“It took us four years and four months, but we finally did it,” tweeted Samuel García, the Movimiento Cuidadano governor of the northern Mexican state of Nuevo Leon, celebrating the arrest of his predecessor, Jaime Helidoro Rodríguez, “El Bronco,” on Tuesday, March 15.
While serving as a senator, García accused Rodríguez of using public officials to collect signatures for his unsuccessful presidential campaign of 2018, a scandal that became known as “Broncofirmas.”
Mainly due to García’s insistence, Rodríguez was formally charged with misappropriation of public funds last week.
Despite many inconsistencies identified in the collection of the 876,000 signatures required to put Rodríguez on the 2018 presidential ballot as an independent candidate, Mexico’s Federal Electoral Institute eventually allowed him to compete.

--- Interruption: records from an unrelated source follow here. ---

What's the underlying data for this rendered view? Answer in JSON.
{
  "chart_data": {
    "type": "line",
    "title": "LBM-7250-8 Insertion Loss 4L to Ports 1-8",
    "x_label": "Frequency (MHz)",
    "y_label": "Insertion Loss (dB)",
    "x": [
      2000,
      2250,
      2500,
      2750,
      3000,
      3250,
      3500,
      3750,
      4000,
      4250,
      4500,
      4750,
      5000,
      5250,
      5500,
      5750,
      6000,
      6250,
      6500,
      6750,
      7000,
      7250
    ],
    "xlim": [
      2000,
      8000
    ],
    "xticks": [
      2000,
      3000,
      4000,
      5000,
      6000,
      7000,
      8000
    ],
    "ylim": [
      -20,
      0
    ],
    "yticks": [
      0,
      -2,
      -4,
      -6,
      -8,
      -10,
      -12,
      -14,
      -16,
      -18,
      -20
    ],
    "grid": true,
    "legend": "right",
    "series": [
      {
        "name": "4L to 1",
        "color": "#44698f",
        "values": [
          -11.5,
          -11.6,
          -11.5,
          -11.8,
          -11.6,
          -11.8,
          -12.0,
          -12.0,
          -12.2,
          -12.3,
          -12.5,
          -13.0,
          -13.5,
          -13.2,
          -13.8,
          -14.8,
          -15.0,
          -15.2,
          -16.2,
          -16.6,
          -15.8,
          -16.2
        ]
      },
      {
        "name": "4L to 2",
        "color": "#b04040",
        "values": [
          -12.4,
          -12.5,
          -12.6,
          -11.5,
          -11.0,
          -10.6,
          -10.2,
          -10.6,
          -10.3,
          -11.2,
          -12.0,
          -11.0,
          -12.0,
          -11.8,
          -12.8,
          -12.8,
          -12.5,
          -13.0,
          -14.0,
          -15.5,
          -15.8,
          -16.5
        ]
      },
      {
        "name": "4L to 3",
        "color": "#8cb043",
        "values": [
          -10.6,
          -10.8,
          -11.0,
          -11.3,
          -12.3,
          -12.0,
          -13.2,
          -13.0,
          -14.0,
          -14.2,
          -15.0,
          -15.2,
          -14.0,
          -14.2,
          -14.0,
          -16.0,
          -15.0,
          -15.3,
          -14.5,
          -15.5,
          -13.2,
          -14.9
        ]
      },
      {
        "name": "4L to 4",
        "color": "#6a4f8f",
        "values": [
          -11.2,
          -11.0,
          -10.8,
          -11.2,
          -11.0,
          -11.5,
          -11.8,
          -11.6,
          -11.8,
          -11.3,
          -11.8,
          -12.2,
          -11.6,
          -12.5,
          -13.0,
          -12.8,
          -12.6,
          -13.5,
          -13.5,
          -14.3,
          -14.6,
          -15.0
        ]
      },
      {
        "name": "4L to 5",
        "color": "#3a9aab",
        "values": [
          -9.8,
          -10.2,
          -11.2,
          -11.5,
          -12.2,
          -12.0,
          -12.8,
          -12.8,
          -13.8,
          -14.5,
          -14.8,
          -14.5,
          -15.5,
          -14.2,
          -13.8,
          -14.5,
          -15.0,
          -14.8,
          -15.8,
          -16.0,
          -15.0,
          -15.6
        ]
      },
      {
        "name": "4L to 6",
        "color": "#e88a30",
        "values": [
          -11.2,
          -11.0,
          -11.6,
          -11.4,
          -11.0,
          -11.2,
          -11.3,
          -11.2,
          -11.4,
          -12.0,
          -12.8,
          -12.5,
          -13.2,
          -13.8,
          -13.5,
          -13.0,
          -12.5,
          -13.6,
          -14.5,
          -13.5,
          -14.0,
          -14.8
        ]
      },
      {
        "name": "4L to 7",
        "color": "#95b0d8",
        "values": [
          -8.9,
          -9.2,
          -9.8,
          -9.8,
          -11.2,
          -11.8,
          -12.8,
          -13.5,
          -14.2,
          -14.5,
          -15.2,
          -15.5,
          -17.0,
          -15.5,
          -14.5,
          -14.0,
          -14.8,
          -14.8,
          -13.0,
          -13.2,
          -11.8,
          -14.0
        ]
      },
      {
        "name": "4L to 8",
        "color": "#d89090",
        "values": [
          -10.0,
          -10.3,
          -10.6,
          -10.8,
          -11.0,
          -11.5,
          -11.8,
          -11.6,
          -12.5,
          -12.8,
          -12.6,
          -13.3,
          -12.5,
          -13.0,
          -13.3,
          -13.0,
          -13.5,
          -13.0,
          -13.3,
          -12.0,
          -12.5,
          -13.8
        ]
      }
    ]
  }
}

He gained just five percent of the vote in the election won by Andres Manuel Lopez Obrador by a landslide.
A subsequent investigation into Broncofirmas determined that 572 state employees participated in the collection of signatures, but only 11 were dismissed from their posts.
The charges against Rodríguez were brought by the Special Prosecutor for Electoral Crimes (FEDE).
As of press time, Rodríguez remained in jail pending further legal proceedings.